3. Imp Terminologies
a. Marketing strategy is short-term roadmap which entails understanding the environment the business is
operating in customers, competitors, laws, regulations and then planning marketing strategy to make the
business a success. The primary focus of marketing strategy is to effectively allocate and coordinate marketing
resources and activities to accomplish the firm’s objectives within a specific product market. This level
encompasses Segmentation, Targeting & Positioning (STP). This level also includes Branding; shaping &
managing the perception of customers to achieve Brand Identity, through value addition.
b. Strategic Marketing. An approach that looks at marketing in the long term. In other words, how does the firm
best drive CLV (Customer Lifetime Value) - from the firm's installed base of customers as well as potential
customers. CLV is simply, the discounted cash flows that accrues to a firm or brand over the lifetime of a
relationship with a customer or an installed base of customers.
(External / Internal Analysis – Market-driven strategy – long-term performance & vision)
c. Marketing Driven Strategy. Which is formulated based on the customer’s needs and wants and the prevailing
envmt. It entails an org to become 1) market oriented, 2) determine distinctive capabilities, 3) match customer
value reqs to capabilities, and 4) deliver superior customer value.
d. Market Orientation. Defined as the org’s culture of wide generation of market intelligence about customer’s
current & future needs, dissemination of intelligence across depts and org’s response to it. Market-oriented
organizations tend to operate according to the business philosophy known as the marketing concept. The
marketing concept holds that the “planning and coordination of all company activities around the primary
goal of satisfying customer needs is the most effective means to attain and sustain a competitive advantage
and achieve company objectives over time”.
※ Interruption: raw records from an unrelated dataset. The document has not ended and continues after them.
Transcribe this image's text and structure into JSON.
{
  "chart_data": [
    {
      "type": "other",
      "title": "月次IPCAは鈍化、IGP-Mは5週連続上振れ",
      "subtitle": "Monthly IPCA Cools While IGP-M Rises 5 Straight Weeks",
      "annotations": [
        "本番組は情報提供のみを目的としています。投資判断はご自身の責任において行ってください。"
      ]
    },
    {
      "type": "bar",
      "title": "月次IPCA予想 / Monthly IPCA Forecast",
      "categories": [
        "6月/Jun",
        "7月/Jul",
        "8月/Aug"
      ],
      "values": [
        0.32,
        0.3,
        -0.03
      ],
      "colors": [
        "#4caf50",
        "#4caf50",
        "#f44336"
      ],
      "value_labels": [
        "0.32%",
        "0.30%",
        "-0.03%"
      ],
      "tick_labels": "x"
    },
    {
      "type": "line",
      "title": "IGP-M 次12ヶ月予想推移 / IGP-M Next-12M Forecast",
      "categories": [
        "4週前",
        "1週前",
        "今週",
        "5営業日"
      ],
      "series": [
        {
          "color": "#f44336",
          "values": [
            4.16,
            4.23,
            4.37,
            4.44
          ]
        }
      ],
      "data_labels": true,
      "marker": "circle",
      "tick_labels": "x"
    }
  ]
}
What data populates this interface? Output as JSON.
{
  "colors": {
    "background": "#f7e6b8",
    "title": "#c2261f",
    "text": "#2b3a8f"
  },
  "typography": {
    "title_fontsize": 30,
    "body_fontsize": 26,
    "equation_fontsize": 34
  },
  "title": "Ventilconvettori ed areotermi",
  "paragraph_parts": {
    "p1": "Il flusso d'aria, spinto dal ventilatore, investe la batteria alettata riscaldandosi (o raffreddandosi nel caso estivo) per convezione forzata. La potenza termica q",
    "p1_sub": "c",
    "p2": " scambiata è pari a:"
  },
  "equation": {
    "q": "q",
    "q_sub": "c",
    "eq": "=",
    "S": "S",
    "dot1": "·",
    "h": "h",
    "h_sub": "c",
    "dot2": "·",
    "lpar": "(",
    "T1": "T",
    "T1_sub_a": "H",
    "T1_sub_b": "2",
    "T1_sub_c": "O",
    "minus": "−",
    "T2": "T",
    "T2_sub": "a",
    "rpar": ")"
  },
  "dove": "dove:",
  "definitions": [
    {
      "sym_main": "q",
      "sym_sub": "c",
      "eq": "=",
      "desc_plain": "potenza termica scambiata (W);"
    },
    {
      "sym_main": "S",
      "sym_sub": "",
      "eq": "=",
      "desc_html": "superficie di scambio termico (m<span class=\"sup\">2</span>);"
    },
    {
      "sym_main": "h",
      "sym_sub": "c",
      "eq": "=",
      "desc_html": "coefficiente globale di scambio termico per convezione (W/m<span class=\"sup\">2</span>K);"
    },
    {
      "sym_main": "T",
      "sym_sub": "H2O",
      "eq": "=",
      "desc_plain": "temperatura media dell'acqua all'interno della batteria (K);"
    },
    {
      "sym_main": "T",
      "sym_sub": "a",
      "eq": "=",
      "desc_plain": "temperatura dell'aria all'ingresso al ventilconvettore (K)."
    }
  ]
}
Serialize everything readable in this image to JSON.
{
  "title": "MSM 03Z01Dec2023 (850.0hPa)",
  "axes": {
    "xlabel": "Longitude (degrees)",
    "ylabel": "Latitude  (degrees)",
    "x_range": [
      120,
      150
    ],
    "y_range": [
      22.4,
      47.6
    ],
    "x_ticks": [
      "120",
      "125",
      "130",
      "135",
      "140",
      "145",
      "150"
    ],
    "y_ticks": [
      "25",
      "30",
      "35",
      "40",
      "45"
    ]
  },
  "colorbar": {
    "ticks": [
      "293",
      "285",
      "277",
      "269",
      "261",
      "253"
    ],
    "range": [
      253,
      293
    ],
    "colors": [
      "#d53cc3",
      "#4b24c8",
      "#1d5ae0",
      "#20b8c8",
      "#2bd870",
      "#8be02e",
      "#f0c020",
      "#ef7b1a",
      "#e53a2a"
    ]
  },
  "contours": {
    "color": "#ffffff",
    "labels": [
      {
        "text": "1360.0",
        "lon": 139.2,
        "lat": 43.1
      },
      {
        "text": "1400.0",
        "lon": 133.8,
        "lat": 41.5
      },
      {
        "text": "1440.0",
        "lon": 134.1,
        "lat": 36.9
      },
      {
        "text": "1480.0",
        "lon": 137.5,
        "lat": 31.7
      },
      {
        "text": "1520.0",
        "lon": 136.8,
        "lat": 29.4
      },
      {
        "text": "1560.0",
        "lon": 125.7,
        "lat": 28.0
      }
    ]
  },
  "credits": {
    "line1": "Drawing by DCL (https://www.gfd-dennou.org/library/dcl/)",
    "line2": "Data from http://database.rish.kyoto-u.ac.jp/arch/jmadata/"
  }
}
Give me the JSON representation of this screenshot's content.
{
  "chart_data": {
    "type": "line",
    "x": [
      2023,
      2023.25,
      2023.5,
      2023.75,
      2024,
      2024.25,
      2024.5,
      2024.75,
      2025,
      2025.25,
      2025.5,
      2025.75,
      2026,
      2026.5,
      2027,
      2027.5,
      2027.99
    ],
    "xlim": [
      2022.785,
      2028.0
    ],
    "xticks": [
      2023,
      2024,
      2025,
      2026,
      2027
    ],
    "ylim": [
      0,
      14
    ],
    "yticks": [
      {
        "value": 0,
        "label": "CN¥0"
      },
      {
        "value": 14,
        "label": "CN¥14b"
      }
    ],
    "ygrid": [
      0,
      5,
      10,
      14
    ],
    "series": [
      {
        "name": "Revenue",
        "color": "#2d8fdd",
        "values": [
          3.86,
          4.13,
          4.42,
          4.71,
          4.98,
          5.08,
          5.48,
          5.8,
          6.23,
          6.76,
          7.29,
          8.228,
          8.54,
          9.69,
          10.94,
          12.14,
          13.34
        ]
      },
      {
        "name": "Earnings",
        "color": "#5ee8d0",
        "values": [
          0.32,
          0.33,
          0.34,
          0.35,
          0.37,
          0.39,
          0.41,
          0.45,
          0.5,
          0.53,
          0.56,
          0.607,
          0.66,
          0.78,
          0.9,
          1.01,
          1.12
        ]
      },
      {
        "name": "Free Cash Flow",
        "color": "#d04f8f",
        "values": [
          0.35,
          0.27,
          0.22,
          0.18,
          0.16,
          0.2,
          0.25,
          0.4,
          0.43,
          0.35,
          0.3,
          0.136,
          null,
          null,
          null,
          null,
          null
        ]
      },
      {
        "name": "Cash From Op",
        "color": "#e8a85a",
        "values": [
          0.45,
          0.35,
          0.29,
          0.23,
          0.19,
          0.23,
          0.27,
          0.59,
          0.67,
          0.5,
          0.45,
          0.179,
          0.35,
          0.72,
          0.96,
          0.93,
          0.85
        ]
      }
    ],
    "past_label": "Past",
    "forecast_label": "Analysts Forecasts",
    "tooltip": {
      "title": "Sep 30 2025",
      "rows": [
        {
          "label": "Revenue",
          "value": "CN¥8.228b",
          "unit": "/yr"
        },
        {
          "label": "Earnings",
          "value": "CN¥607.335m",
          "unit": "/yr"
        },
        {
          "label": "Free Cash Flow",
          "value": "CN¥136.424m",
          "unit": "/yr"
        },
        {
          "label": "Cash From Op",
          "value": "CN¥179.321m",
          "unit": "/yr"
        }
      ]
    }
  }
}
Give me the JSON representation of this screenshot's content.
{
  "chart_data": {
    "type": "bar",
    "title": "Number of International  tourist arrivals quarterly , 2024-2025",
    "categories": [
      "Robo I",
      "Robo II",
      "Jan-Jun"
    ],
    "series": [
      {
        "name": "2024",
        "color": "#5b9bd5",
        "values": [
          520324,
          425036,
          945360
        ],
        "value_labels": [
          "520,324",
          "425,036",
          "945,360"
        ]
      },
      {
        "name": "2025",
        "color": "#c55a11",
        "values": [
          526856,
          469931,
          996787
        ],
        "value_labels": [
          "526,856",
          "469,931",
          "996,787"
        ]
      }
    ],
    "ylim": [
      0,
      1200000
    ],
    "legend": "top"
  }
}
e. Strategic Inertia. A firm that achieved success by being in tune with its environment loses touch with its
market because managers become reluctant to tamper with strategies and marketing programs that worked
in the past. They begin to believe there is one best way to satisfy their customers. Such strategic inertia is
dangerous because customers’ needs and competitive offerings change over time.
f. Marketing Plan. A written document specifying the current situation with respect to customers, competitors,
and the external environment and providing guidelines for objectives, marketing actions, and resource
allocations over the planning period for either an existing or a proposed product or service. It includes; exec
summary, current sit & trends, performance review, key issues, objs, marketing strategy, action plans, projected
profit-loss statement, controls & contingency plans.